Break Accuracy: Optimizing the Sorting Power of Preliminary Rounds Using Tapered Points

by R. Eric Barnes, Paul Kehle, Nick McKenny and Chuan-Zheng Lee • HWS

Ideally, preliminary rounds at tournaments sort teams so that the best teams break into elimination rounds. At the World Championships of debate, the scoring system during the nine preliminary rounds does a poor job of sorting teams accurately. Adding additional rounds would increase the accuracy and fairness, but this is impractical. Using mathematical models and computer simulations of tournaments, we show that using a slightly different scoring system over the nine preliminary rounds would improve the accuracy of the break even more than would doubling the number of preliminary rounds to 18. Other implications and insights into tabulation and sorting accuracy are also discussed.

Section 1: Motivation

Famously, at the 2007 WUDC in Vancouver, the top team from Yale was coming off a series of big victories, including the Oxford IV, and was one of the teams favored to win the tournament.  After the nine preliminary rounds, they ended as the top team on 17 points and failed to break.[1]  They performed very well in early rounds, but then picked up very few points in the later rounds, finishing:  1st, 1st, 1st, 1st, 3rd, 3rd, 3rd, 4th, 2nd.  Their speaker points averaged 83.3, the 5th highest at the tournament.  It seems clear that their debating in preliminary rounds was better than many of the teams who advanced to elimination rounds, but the sorting system excluded them.  There are many other stories like this one, but our argument is not going to be founded on anecdotes.  These simply provide vivid illustrations.

Figure 1: Easy and hard paths to the break

It is worth noting that a complementary problem also occurs.  Some teams achieve very modest results in the first six rounds and then get many points in the last 3 rounds (in much weaker rooms), allowing them to break.  Figure 1 shows two different teams take very different paths to 17 points after 9 rounds.  This chart is not even the most extreme version of this that is possible.  In the past 3 years, there have been teams who broke at the WUDC who scored at least half of their points in the final 3 rounds.  But, again, the important point here is not about isolated dramatic instances, it is the idea that there is so much of a difference between the easy way and the hard way to get enough points to break.  Any power-matched (i.e., Swiss-system) tournament will have somewhat easier and harder paths, but our concern here is the width of the gap between the skill required for these two paths in the status quo.  We want a system that allows teams to make up for mistakes (their own or the judging panel’s), but not one that makes it more likely that teams who have debated worse in preliminary rounds will take a spot in the break that should have gone to a team who debated better.  

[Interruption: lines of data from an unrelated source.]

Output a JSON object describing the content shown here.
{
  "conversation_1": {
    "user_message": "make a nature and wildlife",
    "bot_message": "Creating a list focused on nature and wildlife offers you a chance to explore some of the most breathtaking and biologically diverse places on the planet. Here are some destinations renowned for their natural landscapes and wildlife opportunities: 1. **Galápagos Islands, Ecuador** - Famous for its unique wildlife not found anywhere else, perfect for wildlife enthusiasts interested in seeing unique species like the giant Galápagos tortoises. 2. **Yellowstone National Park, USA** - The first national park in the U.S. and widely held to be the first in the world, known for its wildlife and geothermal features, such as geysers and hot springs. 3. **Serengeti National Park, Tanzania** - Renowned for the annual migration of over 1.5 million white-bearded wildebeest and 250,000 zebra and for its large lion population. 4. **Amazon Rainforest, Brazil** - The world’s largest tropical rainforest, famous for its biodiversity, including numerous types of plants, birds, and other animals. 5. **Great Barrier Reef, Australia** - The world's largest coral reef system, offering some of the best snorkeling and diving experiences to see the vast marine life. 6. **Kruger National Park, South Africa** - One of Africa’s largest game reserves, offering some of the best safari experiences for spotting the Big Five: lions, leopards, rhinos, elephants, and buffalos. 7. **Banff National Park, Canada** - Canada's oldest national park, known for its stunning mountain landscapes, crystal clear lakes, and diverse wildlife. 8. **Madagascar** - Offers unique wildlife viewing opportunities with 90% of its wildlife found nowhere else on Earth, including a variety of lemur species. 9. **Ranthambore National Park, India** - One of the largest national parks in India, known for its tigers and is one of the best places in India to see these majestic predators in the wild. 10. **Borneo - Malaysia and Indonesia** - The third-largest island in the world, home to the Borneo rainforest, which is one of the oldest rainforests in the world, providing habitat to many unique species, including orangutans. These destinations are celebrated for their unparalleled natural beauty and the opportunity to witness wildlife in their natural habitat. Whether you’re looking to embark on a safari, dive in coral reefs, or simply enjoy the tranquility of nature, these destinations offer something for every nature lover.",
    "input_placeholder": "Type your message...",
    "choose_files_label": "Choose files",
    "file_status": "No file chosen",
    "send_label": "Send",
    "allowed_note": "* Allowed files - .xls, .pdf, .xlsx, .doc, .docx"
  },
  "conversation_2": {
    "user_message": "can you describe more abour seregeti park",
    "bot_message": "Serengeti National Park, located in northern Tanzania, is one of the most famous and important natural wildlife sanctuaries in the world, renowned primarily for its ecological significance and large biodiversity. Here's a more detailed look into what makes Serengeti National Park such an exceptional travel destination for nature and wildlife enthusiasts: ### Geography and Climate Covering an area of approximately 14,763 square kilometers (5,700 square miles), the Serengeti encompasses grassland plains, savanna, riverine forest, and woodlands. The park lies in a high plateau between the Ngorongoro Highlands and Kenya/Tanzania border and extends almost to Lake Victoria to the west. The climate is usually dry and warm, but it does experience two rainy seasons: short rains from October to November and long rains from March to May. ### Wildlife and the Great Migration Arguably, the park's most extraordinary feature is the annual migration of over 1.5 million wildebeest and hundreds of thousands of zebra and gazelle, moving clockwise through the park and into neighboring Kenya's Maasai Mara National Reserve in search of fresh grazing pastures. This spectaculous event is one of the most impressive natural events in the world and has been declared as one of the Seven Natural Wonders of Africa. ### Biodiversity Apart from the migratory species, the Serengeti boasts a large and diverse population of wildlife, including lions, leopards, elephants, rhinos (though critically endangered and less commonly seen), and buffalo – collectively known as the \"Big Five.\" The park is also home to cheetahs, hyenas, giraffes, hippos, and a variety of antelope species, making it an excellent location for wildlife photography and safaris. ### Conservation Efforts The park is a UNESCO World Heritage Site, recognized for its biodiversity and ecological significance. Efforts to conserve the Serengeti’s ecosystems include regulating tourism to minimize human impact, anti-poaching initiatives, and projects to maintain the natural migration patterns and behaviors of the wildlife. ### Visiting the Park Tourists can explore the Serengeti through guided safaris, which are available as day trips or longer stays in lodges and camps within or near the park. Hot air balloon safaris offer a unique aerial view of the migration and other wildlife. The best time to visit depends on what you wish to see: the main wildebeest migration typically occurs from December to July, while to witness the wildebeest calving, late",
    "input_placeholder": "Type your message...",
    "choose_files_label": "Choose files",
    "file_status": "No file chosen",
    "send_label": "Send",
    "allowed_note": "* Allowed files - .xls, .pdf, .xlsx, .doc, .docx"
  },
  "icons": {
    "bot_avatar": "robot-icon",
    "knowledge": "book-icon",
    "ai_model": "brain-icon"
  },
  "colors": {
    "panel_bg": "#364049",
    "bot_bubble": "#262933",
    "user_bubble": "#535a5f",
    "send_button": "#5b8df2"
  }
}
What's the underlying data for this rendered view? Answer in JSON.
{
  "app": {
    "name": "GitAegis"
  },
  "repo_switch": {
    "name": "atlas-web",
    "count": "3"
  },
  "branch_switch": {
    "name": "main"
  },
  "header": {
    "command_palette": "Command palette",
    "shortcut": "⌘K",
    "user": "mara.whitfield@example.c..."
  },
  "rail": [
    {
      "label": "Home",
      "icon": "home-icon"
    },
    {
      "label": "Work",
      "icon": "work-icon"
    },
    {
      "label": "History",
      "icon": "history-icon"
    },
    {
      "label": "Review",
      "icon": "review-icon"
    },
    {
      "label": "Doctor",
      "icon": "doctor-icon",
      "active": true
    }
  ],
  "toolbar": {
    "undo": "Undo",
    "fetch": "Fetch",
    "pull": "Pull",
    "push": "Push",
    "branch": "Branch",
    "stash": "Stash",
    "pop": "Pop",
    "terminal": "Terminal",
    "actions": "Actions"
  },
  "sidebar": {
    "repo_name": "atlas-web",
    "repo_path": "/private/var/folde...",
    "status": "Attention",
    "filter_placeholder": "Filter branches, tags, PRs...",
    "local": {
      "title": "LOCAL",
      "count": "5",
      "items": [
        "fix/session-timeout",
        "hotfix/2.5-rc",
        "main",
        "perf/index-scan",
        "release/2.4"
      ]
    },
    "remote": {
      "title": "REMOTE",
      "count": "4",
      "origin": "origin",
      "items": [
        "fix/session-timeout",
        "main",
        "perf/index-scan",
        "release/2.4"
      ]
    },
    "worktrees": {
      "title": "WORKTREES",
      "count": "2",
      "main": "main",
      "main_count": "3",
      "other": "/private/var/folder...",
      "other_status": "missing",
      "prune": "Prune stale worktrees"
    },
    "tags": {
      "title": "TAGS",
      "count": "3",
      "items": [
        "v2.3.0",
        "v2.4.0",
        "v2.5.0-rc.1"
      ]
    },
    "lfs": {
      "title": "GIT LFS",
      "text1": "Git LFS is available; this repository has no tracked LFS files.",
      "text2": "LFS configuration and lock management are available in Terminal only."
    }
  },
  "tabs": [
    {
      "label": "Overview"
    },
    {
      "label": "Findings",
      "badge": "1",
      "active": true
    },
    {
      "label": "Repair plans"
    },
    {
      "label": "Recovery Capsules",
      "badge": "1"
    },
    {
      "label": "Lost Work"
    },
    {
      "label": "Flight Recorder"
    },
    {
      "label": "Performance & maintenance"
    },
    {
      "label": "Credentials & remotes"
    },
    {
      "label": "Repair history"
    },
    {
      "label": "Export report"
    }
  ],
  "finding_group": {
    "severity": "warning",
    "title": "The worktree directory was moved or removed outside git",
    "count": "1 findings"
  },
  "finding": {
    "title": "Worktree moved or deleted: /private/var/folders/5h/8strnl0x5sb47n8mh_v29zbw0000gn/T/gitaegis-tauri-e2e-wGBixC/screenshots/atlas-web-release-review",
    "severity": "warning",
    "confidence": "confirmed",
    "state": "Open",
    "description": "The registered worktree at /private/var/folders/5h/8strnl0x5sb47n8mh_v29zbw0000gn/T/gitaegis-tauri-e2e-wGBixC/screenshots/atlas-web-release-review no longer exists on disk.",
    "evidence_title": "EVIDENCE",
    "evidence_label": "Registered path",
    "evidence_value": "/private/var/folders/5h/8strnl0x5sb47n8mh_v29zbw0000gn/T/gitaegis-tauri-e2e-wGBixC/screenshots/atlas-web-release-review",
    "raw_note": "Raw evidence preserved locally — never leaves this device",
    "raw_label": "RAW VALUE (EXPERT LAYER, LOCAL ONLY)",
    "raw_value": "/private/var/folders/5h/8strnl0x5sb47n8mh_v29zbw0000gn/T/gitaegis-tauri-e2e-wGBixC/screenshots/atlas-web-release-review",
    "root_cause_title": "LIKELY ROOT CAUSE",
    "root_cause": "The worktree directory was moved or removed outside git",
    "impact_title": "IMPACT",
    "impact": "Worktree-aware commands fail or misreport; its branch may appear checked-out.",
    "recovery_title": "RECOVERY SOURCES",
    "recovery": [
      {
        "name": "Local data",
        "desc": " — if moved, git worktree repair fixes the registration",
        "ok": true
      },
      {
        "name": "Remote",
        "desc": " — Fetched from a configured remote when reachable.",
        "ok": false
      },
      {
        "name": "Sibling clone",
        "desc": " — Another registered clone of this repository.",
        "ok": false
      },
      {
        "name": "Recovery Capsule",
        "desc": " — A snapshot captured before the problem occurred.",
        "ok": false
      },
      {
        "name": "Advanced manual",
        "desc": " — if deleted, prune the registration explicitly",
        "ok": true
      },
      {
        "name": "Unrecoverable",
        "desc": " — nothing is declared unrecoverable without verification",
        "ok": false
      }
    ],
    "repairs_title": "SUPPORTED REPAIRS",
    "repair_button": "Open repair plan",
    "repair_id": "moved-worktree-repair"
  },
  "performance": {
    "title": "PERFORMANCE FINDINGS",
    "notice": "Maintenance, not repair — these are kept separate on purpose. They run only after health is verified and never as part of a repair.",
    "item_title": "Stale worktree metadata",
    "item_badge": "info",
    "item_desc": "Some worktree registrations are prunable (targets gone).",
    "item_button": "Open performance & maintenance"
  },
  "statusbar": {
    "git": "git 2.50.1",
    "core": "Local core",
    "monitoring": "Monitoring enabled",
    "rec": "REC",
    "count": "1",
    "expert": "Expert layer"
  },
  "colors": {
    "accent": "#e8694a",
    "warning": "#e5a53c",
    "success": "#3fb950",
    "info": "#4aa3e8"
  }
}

Several other concerns also exist regarding the status quo.  First, because of the scoring in BP, teams competing in lower rooms often score enough points to advance on the tab above a large number of teams who were competing in higher rooms.  This leap-frogging over other teams in higher rooms is widely acknowledged, though people may not fully understand how disruptive this is to getting an accurate ordering on the tab, as will be shown below.  Second, the outcome of early rounds at tournaments (particularly the WUDC) has a surprisingly small influence on a team’s ability to break, while in contrast, the outcome of the final preliminary round is startlingly important, many times more influential than earlier rounds.  Third, there is strong and growing concern that speaker points are unreliable, particularly for speakers from certain groups who are traditionally underrepresented in the break.  This is relevant here because the status quo system makes speaker points quite important in determining who breaks, since it creates very large ties (bubbles) that are broken using speaker points.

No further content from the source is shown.